The Process:
- A master list of over 7,000 line entries is maintained, each uniquely numbered.
- The list is shuffled using an external algorithm (ensuring that AI does not influence or “fudge” the results).
- AI is asked to select a random number, without access to the list itself.
- I consult the shuffled list and copy-paste the corresponding entry into the prompt.
- The system generates messages from this structured process.
This method ensures that:
Neither I nor AI controls or predicts the outcome, making it an
unbiased process.
The responses are externally structured, eliminating
the possibility of subconscious priming influencing selection.
Coherent links emerge naturally over multiple iterations, forming
meaningful and structured responses over time.
Then what? You're getting back a randomly selected piece of text from a list you've previously selected. What do you do with it, that you can "validate" or "recognize" afterward?
Do you compare the selection with current events? With the weather? With your mood? With another piece of text previously selected by the same method?
Do you decide in advance which comparison (if that's what you're doing) to make, or any comparison that comes to mind after you see the selection?
My reaction so far is that you appear to be reinventing divination. There are recurring motifs in human thought and experience. Most divination systems work in part because they refer to many of the most generally applicable of those motifs. Geomancy uses sixteen. I Ching uses 64. The Tarot uses 78. Astrology uses 12 (houses) and 7 ("planets"). The seven planets were themselves associated in ancient times with seven gods, which in turn were associated with clusters of related recurring motifs of human experience, emotions, and thought. War/anger/achievement-at-all-costs; love/beauty/fondness/sex; youth/change/travel/adaptation/communication; age/wisdom/sternness/governance; and so forth. The sixteen figures of geomancy have meanings like things coming together, things separating, reversals of fortune, confinement, aggression, passivity, regret, joy, and going with the crowd. What circumstances in human experience can't be related to some or all of those?
The divinatory practice of bibliomancy involves randomly selecting a passage from the Bible, a body of stories and sayings recorded and selected in ancient times based on the meaning and significance people found in them.
You selected your 7000 texts yourself based on your finding meaning or significance in them.

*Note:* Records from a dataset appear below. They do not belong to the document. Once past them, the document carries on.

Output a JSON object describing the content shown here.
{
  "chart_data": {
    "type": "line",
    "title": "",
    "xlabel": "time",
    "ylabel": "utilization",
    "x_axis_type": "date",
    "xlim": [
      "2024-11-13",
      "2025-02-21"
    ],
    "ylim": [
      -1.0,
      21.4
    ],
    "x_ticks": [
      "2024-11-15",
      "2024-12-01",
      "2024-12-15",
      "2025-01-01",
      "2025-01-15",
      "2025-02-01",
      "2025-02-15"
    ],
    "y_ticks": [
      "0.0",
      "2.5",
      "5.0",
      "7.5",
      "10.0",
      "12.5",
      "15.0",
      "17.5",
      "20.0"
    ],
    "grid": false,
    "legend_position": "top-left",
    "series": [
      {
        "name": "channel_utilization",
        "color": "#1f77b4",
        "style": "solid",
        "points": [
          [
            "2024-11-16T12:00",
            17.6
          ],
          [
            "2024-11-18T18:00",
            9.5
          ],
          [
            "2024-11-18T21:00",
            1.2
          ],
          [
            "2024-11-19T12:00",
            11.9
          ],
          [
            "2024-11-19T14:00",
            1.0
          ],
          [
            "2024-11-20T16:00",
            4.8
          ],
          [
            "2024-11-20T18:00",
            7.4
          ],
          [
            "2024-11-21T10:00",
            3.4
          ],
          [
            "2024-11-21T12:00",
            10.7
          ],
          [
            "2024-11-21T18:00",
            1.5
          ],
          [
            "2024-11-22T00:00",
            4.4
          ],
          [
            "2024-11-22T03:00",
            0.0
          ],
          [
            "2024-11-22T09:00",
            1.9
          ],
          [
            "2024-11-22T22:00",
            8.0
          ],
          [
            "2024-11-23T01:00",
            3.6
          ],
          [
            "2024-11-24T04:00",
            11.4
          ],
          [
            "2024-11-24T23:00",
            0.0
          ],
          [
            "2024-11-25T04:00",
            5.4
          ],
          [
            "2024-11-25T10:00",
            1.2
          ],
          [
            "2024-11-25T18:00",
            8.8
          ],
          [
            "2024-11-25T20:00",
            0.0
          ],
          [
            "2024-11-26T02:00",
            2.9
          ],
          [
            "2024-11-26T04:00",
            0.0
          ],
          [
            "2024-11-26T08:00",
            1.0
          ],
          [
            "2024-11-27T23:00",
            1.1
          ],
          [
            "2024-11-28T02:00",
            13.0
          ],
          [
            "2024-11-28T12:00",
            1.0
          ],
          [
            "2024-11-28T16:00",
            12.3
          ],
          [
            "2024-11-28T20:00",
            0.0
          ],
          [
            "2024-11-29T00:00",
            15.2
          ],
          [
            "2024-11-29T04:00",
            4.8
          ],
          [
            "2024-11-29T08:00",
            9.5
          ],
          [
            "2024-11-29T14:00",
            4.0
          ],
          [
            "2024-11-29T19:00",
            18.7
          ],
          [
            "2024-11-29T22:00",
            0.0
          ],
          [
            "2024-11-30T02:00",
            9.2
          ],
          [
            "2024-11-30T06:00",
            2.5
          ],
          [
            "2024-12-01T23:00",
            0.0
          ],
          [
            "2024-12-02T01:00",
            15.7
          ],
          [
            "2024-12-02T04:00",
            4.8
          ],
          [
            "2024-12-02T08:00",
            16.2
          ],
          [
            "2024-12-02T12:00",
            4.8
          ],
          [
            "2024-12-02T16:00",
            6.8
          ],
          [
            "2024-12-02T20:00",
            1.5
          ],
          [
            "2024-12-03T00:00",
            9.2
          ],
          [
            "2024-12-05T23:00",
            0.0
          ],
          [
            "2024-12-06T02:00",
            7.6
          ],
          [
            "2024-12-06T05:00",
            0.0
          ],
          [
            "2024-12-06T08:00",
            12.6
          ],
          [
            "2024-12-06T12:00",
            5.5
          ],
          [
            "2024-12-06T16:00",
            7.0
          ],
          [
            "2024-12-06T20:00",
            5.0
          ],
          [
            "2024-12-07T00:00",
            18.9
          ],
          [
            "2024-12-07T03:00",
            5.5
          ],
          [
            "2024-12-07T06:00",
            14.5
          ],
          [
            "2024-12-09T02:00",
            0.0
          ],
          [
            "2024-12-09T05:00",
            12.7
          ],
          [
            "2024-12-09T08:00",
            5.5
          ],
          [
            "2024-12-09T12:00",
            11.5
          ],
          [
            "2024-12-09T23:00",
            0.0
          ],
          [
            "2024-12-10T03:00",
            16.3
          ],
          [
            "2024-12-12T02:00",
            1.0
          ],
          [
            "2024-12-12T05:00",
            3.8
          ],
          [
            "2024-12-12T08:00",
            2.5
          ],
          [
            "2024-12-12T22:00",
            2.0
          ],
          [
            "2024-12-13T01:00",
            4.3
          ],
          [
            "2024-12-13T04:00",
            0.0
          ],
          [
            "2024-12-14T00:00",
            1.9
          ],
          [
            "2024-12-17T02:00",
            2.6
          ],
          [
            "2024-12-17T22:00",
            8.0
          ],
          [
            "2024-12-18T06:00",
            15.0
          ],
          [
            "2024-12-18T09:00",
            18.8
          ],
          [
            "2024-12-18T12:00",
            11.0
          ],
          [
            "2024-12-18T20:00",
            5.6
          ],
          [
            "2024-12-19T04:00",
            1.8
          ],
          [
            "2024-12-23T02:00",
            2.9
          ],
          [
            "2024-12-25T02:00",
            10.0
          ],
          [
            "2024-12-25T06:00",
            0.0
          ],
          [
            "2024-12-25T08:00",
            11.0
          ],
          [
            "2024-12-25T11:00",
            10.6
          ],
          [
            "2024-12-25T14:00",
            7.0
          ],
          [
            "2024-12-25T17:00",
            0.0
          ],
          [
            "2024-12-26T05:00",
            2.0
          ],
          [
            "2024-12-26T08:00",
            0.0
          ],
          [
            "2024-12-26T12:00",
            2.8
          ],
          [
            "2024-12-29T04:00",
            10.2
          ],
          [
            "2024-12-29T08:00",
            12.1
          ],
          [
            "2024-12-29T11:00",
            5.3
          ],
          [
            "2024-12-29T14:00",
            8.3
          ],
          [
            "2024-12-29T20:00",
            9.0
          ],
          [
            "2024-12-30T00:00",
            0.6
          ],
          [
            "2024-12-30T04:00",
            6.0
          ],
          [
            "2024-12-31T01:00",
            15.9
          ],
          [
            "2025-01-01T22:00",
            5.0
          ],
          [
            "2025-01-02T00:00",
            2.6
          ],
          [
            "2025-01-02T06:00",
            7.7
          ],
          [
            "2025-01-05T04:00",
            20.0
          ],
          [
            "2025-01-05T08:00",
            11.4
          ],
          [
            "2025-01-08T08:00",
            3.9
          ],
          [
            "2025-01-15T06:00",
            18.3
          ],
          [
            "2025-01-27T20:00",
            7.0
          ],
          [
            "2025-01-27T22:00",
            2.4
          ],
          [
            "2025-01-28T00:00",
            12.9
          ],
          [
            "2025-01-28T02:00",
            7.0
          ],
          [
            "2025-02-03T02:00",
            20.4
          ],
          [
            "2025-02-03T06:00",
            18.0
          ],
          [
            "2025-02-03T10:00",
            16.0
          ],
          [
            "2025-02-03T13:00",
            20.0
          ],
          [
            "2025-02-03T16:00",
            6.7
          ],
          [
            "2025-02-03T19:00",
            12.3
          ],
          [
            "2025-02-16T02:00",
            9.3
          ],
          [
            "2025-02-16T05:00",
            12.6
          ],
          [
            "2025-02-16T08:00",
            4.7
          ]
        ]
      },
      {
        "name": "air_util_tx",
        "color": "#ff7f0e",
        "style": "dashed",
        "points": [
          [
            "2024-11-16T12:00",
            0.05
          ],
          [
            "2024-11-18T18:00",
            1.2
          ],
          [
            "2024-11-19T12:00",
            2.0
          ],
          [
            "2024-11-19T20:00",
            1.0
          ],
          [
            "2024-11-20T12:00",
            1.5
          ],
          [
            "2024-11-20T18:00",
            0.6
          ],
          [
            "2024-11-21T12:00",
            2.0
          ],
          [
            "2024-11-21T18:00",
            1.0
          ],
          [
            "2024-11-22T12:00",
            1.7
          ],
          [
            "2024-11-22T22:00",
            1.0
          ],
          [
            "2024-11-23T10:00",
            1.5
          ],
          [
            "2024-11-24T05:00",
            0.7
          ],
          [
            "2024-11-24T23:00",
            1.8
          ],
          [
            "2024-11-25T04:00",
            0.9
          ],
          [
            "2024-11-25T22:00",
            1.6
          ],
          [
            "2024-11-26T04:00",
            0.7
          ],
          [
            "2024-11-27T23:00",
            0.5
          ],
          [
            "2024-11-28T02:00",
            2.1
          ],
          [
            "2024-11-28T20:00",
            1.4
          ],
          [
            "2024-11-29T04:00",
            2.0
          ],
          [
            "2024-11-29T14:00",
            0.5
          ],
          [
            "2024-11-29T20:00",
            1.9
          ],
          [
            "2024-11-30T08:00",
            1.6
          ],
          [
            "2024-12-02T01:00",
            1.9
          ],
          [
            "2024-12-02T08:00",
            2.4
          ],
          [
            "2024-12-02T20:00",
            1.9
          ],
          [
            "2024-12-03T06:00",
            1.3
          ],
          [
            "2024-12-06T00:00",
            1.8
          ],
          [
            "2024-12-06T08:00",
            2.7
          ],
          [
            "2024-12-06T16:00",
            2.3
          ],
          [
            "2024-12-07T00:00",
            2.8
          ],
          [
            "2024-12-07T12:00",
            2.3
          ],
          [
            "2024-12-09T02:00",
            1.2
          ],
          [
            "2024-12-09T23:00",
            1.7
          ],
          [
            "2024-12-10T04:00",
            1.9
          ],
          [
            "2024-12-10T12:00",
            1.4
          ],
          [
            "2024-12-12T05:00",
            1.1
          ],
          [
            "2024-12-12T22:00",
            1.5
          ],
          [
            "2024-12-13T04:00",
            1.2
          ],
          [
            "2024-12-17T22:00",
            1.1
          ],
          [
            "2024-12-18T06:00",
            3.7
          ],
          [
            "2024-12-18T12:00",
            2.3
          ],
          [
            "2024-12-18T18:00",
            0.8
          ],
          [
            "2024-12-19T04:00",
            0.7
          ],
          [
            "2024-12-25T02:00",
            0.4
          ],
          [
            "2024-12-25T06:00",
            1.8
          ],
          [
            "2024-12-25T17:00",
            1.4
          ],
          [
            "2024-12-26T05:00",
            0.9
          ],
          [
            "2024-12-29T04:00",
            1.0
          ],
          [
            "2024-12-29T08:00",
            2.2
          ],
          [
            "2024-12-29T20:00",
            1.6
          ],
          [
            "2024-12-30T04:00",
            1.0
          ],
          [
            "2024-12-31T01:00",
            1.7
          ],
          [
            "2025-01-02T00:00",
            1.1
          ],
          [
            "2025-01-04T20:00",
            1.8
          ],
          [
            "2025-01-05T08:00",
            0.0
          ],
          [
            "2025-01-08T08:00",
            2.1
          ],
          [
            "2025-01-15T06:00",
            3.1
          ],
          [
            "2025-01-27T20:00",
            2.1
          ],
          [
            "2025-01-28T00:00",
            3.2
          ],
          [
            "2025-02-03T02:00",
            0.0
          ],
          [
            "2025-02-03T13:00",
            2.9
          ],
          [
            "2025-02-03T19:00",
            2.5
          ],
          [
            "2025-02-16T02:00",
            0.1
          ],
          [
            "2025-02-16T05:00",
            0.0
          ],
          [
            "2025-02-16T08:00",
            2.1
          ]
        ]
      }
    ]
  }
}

Now you are practicing your own version of bibliomancy (literally, the word means divination by library, which is precisely what you're doing) on them. Of course you're finding references and coherences and some kind of meaningfulness in the results. But its your own thought processes creating them.
Let's look at a simplified model of how this works. I'll use the sixteen geomancy figures and a recent current event, the plane crash in Canada. Instead of selecting one figure at random I'll select all of them and show how they all relate to the story. I won't include the typical interpretations of the figures; you can look them up yourself if you doubt that they apply in the ways I describe. If I'd cast any of the figures but one (acquisitio) before the crash, I could get away with making a claim I had "predicted" it.
Via: A dramatic change of fortune during travel
Cauda Draconis: unfortunate turn of events ending in fire, but some good with the bad
Puer: The plane (obvious phallic shape) violently impacts the runway
Fortuna Minor: Outside aid quickly helped to rescue and treat the injured
Puella: The passengers had to passively await their fate during the landing; many buttocks and lower backs were impacted!
Amissio: The plane was destroyed
Carcer: The passengers were desperate to escape the confines of the fuselage after the crash
Laetitia: The survivors count their blessings and appreciation for their survival
Caput Draconis: A long detailed investigation of the cause and repercussions of the crash begins
Conjuntio: Eighty people came together in the plane to experience the crash
Acquisitio: (There was no apparent gain financially or otherwise, but plenty of effects on hips and thighs)
Rubeous: The plane literally overturned
Fortuna Major: Everyone, remarkably, survived this interaction of air and earth
Albus: The careful design of the plane's safety features led to survival
Tristitia: There were many painful injuries suffered
Populus: The public was drawn to the dramatic news story involving the gathered group of passengers
(Any relationship between this list and characters in the Harry Potter novels is purely not coincidental.)